I've been watching Get Up for about 30 minutes and the word 'like' has come out of Richard Jefferson's mouth 11 times. He's a professional television personality and he still says the word like as if he is a 10th grade girl. Grow up Richard. Your name is fucking Richard! Rich, Rick, Rickie, Dick, Richie. All better options than going by Richard. Richard Jefferson sounds like the president of the Men's Club at Bushwood Country Club. And I'm not talking about race. Although Richard Jefferson has no doubt been confused as a white guy before. I'm just saying the name Richard Jefferson combined with being a huge pussy is a formula to be thought of as a lame white dude in his 50s who wears goofy pants and has a fat ass. You should talk to my neighbor the accountant, huge ass.

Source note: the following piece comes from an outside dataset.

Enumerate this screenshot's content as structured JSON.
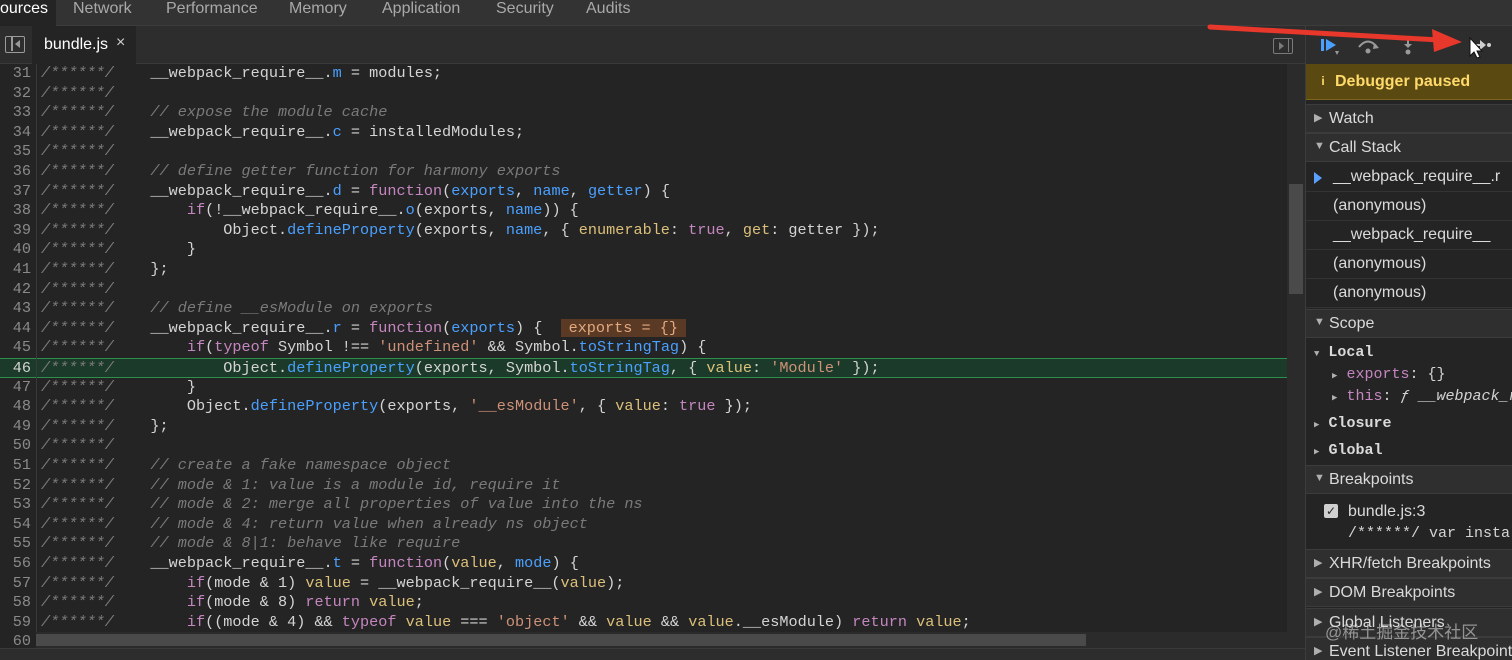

And hey Richard, do you know where you are filming your stupid show right now? In New York Motherfuckin City. You're sitting at the South Street Seaport studio in Manhattan and you want to chirp the Knicks? Well guess what, an elephant never forgets and neither do we.

When Z̶i̶o̶n̶ R̶J̶ ̶B̶a̶r̶r̶e̶t̶t̶ Jarrett Culver comes to the Knicks and brings the 9th best Free Agent available on the market with him, you are not welcome to join us in the celebration. You rode LeBron's coattail to a ring in 2016 and then thought people cared about you. Remember when you said Durant was soft for going to the Warriors and that "when I was on the street we used to lose and say let's run it back, same teams" and then Durant called you out saying "everyone is from the streets now" and you commented on instagram a 900 word essay about how you are from the streets, damnit! The streets of Phoenix, Arizona! Phoenix stand up! The worst thing you'll find on the streets of Phoenix are heat stroke, snakes, and skin cancer. But keep repping. And get the fuck out of New York. Because this is the Knicks city. And just because you are sour that you played for the red-headed-step child Nets doesn't give you a pass to make a lame throwaway joke at our expense.

And now Get Up is on minute 7 of their Drake segment. Worldwide Leader!